Dafür haben wir den überwiegenden Teil der Diskussionszeit am Dienstag auf die Frage ausgerichtet, ob und in welcher Form die deutsche Bibliotheks- und Informationswissenschaft ein neues Open-Access-Journal benötigt. Die Tendenz war, soweit ich sie am Tag danach richtig erinnere:
(1) dass dem nicht so ist,
(2) dass das Medium „Zeitschrift“ im zeitgenössischen elektronischen Kontext eher wenig innovativ ist und man vielleicht doch andere Formen der Diskursabbildung in Betracht ziehen sollte,
(3) dass die deutsche bzw. deutschsprachige Fachwelt nicht die Ressourcen und Größe besitzt, um eine solche Zeitschrift zu füllen und
(4) dass die Verbandstitel IWP und Bibliotheksdienst ohnehin die Zielgruppe der Verbandsmitglieder weitgehend erreichen, der Wechsel zu De Gruyter also für den deutschen Fachdiskurs bestenfalls eine Verstauchung jedoch kein eigentlicher Beinbruch ist.
Und dass (5) eine Internationalisierung besonders im europäischen Rahmen sinnvoll und wünschenswert, möglicherweise sogar als notwendig erscheint.

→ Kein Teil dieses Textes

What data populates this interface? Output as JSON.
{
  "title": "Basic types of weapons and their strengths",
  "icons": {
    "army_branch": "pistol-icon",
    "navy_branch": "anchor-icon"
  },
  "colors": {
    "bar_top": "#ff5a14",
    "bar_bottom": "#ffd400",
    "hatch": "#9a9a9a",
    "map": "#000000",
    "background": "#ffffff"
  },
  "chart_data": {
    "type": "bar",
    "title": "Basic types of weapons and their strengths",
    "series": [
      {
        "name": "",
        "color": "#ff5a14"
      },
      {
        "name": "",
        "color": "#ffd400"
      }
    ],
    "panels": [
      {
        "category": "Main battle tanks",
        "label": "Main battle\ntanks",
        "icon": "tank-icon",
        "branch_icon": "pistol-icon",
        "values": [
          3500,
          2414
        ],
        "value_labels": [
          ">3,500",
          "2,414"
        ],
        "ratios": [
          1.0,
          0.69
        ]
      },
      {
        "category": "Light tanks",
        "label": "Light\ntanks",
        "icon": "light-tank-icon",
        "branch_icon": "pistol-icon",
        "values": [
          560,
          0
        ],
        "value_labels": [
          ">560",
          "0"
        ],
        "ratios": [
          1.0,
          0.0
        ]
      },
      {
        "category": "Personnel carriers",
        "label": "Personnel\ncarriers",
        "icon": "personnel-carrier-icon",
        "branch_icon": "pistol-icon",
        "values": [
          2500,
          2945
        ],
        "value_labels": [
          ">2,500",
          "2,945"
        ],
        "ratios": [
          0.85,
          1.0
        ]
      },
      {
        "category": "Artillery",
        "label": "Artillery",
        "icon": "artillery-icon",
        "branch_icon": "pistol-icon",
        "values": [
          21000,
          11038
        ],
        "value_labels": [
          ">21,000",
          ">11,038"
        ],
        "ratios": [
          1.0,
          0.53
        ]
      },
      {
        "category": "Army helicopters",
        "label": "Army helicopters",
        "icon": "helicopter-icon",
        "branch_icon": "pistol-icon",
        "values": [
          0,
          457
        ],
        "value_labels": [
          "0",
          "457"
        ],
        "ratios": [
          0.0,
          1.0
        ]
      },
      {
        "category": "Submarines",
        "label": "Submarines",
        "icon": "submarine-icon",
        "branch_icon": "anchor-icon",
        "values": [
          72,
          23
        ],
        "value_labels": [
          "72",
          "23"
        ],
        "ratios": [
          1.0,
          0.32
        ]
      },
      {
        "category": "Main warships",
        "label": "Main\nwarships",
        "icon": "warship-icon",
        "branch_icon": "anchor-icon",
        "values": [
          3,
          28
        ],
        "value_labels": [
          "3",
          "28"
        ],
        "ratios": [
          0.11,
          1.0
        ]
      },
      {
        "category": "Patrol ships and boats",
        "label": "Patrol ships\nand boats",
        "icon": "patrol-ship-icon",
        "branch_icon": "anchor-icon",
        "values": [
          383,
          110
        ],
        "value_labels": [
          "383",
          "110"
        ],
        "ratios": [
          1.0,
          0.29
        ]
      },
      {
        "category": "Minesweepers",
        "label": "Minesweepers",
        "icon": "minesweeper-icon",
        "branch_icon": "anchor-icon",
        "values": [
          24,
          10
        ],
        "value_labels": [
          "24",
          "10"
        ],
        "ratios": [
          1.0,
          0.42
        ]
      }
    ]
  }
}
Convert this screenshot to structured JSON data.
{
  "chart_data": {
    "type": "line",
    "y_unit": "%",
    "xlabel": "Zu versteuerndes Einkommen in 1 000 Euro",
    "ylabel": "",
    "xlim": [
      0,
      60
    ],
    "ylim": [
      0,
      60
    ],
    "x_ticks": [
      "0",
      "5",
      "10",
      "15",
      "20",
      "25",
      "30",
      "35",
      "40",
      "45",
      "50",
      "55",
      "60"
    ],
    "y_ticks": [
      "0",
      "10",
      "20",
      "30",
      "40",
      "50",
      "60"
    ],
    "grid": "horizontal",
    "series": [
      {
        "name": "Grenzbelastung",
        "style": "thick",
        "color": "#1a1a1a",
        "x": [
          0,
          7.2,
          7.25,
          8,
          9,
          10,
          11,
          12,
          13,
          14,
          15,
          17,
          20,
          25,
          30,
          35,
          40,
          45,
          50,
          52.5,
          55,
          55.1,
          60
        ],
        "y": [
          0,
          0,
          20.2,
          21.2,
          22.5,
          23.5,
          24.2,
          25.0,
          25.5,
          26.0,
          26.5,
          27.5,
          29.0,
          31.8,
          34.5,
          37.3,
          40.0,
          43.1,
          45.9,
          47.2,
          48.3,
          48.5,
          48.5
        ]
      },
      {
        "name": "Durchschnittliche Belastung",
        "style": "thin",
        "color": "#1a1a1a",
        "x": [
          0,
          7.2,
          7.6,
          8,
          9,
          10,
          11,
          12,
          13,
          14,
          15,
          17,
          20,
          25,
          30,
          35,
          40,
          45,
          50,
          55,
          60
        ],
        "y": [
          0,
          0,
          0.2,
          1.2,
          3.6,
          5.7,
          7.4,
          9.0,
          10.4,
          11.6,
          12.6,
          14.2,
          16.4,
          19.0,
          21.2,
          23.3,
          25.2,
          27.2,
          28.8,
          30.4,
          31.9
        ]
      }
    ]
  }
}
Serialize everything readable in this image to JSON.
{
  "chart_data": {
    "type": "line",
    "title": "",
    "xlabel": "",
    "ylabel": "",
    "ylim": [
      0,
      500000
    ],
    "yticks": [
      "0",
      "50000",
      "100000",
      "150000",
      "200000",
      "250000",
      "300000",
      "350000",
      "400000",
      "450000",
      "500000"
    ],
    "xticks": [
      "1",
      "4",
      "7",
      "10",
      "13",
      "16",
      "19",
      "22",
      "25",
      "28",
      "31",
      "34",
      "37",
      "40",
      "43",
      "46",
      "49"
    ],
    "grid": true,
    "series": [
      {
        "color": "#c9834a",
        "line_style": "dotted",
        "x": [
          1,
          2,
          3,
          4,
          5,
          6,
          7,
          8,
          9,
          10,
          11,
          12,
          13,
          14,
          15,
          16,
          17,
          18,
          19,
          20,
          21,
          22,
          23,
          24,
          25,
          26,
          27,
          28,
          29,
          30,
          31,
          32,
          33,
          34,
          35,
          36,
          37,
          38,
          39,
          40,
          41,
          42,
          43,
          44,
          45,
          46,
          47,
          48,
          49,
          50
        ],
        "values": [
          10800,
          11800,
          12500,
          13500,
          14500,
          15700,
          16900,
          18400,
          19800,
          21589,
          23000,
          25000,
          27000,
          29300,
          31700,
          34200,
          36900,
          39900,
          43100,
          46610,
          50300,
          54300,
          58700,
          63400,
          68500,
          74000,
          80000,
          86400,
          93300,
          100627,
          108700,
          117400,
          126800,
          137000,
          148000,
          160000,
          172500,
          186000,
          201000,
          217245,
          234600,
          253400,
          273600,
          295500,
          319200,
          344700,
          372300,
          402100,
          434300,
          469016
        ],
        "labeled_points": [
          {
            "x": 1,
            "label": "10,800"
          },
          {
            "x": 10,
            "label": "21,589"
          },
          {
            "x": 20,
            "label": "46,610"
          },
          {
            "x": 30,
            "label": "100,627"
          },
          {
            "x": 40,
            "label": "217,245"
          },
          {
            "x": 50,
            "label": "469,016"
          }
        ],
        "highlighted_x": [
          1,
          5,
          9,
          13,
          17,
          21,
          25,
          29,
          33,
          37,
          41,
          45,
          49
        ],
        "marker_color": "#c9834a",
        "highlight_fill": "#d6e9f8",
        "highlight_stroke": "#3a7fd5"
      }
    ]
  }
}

Selbstredend ist die Diskussion als Metadiskurs richtig und gut. Wir greifen sie gern selbst als Thema in LIBREAS auf. Die Hauptfrage für jedes Unterfangen dieser Art bleibt jedoch: Wer macht’s? Und zwar praktisch. Wer koordiniert die Redaktionsarbeit, wer kümmert sich um die Autorenbetreuung (und um die der Reviewer), wer dokumentiert die Zitatstellen und wer bestellt und verwaltet die Rezensionsexemplare? Und wer schreibt die Beiträge?  Wer redigiert die Beiträge? Und auch: Wer liest die Beiträge, diskutiert, zitiert sie und führt damit den Diskurs fort?

Die Erfahrungen aus LIBREAS zeigen, dass man schon mit einigem Enthusiasmus und Durchhaltevermögen sowie gut ausgeprägter Resilienz in so eine Sache einsteigen sollte, wenn man vorhat 20 oder 21 Ausgaben zu produzieren.

Wenn newLIS tatsächlich der Übergang von der theoretischen Ideensammlung in Etherpad und Wiki hin zur praktischen Publikation gelingt, dann betrachten und begrüßen wir dies mit mehr als Sympathie, leidet doch der hiesige Diskurs häufig im übertragenen Sinn etwas an der zweiten offiziellen Bedeutung von LIS (=Locked-in-Syndrome).
Eine neue Zeitschrift könnte im besten Fall eine weitere Vitalisierung bedeuten. Im schlechtesten Fall könnte sie die Ressourcen, die für die übergreifende Diskursorganisation zur Verfügung stehen, weiter zersplittern.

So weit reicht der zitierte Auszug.